Jin's knees weakened. His lips parted, trembling.
"…No…"
She smiled, tenderly. "Yes. Finally… we meet, my son."
"Mom…?" he whispered.
He took a step forward, disbelief churning in his chest.
"How…? How did you come here?"
She nodded softly. "When I died… my soul drifted through the cracks of realms. I should've disappeared. But Aurelion found me."
" Sovereign of Overlords. " Jin's voice cracked.
She smiled again. "Yes. He brought me here. To become something more than memory. A guardian. A statue goddess to watch over the temple that you would one day walk into."
Jin's heart shattered quietly. "All this time… you were here?"
"I waited for you," she said, tears forming. "Even in silence. Even as stone."
Her form began to shimmer, light pouring from her skin.
"Wait—what's happening?!" Jin rushed forward.
"It's time," she whispered. "The temple's duty is complete. And so is mine."
"No!" Jin's voice broke. "Please—don't go. I just got you back!"
She hugged him, her warmth a balm to every scar he had buried.
They held each other, crying—two broken souls in the quiet ruin of gods.
Jin sobbed, clinging tighter. "Where are you going…?"
She gently caressed his hair. "To where your father is now."
Jin whispered. "He's alive?"
"In a place beyond names," she said. "We'll wait for you. One day… when your journey ends."
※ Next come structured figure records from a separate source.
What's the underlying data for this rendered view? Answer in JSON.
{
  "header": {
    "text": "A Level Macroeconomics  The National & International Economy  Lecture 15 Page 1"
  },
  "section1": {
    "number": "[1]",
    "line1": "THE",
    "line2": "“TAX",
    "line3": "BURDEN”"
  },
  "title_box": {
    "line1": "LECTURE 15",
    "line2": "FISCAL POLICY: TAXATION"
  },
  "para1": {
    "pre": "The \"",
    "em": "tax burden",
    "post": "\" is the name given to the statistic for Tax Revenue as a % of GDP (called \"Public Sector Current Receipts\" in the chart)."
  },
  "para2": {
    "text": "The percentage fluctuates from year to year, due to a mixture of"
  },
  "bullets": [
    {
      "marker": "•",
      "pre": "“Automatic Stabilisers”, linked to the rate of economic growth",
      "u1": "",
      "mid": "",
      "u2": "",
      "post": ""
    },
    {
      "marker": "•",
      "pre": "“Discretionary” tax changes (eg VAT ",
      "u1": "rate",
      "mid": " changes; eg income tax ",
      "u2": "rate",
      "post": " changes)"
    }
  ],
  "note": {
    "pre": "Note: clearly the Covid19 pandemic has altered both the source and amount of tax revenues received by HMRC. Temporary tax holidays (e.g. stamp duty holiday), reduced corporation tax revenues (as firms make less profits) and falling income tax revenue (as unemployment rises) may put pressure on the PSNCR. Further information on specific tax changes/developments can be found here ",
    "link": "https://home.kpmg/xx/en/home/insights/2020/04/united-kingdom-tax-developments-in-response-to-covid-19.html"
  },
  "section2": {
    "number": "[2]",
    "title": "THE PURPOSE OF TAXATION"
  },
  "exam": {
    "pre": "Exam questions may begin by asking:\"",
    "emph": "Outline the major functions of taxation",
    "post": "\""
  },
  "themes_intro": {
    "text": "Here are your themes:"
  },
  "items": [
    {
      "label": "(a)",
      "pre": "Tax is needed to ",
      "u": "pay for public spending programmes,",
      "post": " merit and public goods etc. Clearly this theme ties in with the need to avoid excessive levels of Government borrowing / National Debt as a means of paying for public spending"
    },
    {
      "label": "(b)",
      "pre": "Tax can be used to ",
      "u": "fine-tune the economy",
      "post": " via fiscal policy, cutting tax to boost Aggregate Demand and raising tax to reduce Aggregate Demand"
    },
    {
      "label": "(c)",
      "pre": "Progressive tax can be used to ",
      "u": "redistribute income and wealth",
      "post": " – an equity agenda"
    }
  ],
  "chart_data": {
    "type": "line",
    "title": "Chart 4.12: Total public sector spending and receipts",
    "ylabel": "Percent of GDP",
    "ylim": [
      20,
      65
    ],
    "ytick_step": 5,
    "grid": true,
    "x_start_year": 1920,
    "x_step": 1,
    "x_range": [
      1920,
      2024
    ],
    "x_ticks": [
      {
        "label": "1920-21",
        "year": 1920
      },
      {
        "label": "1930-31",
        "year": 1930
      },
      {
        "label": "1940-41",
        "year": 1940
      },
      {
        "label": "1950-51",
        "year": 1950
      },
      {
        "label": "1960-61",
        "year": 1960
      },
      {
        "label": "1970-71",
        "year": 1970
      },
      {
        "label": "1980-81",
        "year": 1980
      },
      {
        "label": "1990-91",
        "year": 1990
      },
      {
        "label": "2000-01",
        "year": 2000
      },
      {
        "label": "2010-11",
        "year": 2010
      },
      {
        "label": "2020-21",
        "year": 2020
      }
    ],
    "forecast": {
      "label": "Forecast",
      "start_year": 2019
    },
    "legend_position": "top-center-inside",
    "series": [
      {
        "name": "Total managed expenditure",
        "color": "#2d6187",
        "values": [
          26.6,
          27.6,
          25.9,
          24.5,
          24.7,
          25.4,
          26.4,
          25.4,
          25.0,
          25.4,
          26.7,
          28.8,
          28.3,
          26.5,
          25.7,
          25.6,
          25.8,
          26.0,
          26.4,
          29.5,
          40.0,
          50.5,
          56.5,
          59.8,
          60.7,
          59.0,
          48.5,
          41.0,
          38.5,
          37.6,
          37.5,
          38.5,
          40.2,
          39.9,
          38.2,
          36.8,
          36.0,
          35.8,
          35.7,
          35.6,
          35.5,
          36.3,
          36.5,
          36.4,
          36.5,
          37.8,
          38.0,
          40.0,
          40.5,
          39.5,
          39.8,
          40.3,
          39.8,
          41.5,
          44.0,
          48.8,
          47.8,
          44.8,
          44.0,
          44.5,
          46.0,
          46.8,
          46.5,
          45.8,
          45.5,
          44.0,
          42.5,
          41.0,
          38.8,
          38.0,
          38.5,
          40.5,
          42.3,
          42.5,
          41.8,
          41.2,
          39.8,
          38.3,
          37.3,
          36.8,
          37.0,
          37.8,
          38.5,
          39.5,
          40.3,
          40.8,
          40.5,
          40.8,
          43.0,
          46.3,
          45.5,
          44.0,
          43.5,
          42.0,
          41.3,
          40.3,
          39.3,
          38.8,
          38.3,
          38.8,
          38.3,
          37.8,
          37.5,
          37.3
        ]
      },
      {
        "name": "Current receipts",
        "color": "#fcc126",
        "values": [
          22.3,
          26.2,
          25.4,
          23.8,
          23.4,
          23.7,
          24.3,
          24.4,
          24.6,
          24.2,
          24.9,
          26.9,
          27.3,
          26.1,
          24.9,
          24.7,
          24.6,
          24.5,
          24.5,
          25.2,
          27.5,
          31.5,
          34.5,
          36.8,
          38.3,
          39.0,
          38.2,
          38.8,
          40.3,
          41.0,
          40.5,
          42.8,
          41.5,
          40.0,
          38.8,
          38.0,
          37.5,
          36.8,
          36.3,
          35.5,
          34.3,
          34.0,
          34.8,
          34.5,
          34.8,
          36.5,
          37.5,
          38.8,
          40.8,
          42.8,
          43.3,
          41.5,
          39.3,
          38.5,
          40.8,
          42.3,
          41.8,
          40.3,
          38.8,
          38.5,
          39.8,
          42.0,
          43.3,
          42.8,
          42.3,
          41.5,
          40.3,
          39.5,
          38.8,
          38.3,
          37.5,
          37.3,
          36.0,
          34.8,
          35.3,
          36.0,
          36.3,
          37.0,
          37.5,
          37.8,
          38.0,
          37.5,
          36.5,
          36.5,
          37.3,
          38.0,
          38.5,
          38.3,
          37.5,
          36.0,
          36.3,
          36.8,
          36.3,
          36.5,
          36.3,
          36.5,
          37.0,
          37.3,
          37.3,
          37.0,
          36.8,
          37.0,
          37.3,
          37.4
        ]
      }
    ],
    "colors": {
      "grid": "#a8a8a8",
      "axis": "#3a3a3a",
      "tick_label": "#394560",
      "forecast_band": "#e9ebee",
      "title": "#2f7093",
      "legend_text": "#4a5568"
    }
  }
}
And then—she smiled one last time.
Her body dissolved into radiant particles, swirling like fireflies in moonlight.
"Goodbye… Jin."
He reached out, grasping at light that slipped through his fingers.
And then—she was gone.
The temple echoed with silence.
Jin knelt there, hand still outstretched, eyes hollow. A piece of him gone… yet something newly whole inside him.
After a long moment, he stood.
He looked at the vial in his hand.
"If I'm to rival Zhel-Vorah… then I'll need more than strength."
"I'll need to become something not even gods understand."
He walked forward, power and grief woven in his footsteps.